Everything You Must Know About Koalas!

Ashish Garg 11 Oct, 2022 • 6 min read

This article was published as a part of the Data Science Blogathon.

Introduction

A key aspect of big data is data frames. Pandas and Spark are two of the most popular types. However, Spark is more suited to handling scaled distributed data, whereas Pandas is not. In contrast, Pandas’ APIs and syntax are easier to use. What if the user gets the most out of both worlds? A library called Koalas makes it possible for a user to take advantage of both worlds, thus saving them from having to choose from both. Hence, this article!

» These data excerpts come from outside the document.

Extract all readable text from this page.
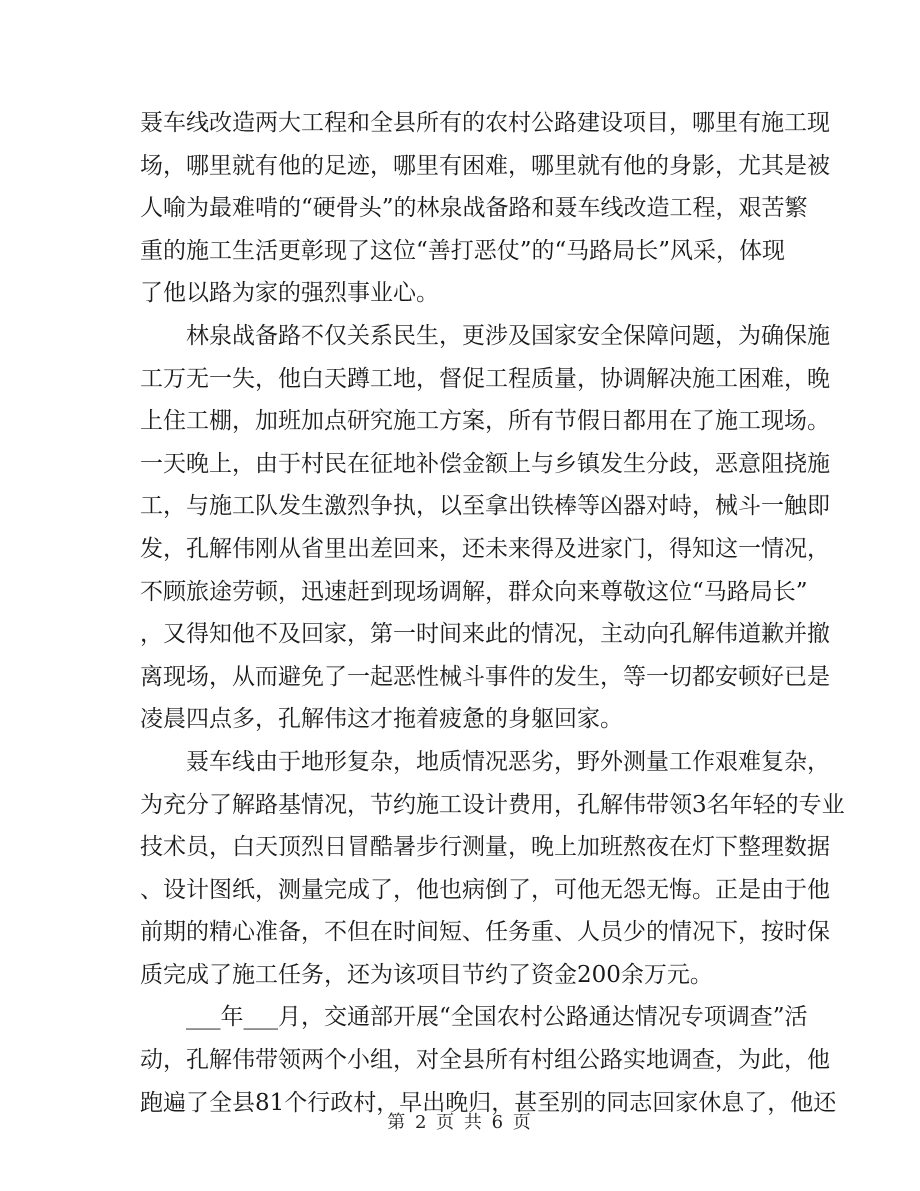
聂车线改造两大工程和全县所有的农村公路建设项目，哪里有施工现
场，哪里就有他的足迹，哪里有困难，哪里就有他的身影，尤其是被
人喻为最难啃的“硬骨头”的林泉战备路和聂车线改造工程，艰苦繁
重的施工生活更彰现了这位“善打恶仗”的“马路局长”风采，体现
了他以路为家的强烈事业心。
林泉战备路不仅关系民生，更涉及国家安全保障问题，为确保施
工万无一失，他白天蹲工地，督促工程质量，协调解决施工困难，晚
上住工棚，加班加点研究施工方案，所有节假日都用在了施工现场。
一天晚上，由于村民在征地补偿金额上与乡镇发生分歧，恶意阻挠施
工，与施工队发生激烈争执，以至拿出铁棒等凶器对峙，械斗一触即
发，孔解伟刚从省里出差回来，还未来得及进家门，得知这一情况，
不顾旅途劳顿，迅速赶到现场调解，群众向来尊敬这位“马路局长”
，又得知他不及回家，第一时间来此的情况，主动向孔解伟道歉并撤
离现场，从而避免了一起恶性械斗事件的发生，等一切都安顿好已是
凌晨四点多，孔解伟这才拖着疲惫的身躯回家。
聂车线由于地形复杂，地质情况恶劣，野外测量工作艰难复杂，
为充分了解路基情况，节约施工设计费用，孔解伟带领3名年轻的专业
技术员，白天顶烈日冒酷暑步行测量，晚上加班熬夜在灯下整理数据
、设计图纸，测量完成了，他也病倒了，可他无怨无悔。正是由于他
前期的精心准备，不但在时间短、任务重、人员少的情况下，按时保
质完成了施工任务，还为该项目节约了资金200余万元。
___年___月，交通部开展“全国农村公路通达情况专项调查”活
动，孔解伟带领两个小组，对全县所有村组公路实地调查，为此，他
跑遍了全县81个行政村，早出晚归，甚至别的同志回家休息了，他还
第 2 页 共 6 页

An article here describes the rationale behind using Koalas and then talks about the different library usage with different spark versions. It then discusses the differences between Koalas and Pandas and performs tests to verify those differences. The purpose is to help the reader establish a strong foundation in the former. As the foundation is established, the next chapter will discuss what data scientists should consider when using it and finally finish up with a summary and key takeaways. Let’s get started.

Why Koalas?

Koalas library got introduced because of the following issues in the current spark system [2].

Several features frequently required in data science are missing in Apache Spark. Specifically, plotting and drawing charts is an essential feature that almost all data scientists use daily.
Normally, data scientists prefer pandas’ APIs, but switching them to PySpark APIs is hard if they need to scale their workloads. This is because PySpark APIs are difficult to learn compared to pandas and contain many limitations.

Koalas Library Variants

To use Koalas in the spark notebook, you need to import the library. There are two options available in libraries. The first option is “databricks.koalas” and prior to PySpark version 3.2.x, this is the only option available. But post 3.2.x, another library named “pyspark.pandas” was introduced and this name aligns more realistic with Pandas API [3]. Spark suggests using the later one as the former will stop support soon.

Koalas vs. Pandas

Simply put, you can consider koalas as the PySpark data frame wrapped under pandas’ cover. You have all the advantages of the spark data frame in koalas and the pandas’ way of interaction. The Koalas API brings together both spark speed and pandas’ better usability to create a powerful and versatile API. The same concept is depicted pictorially in the diagram below.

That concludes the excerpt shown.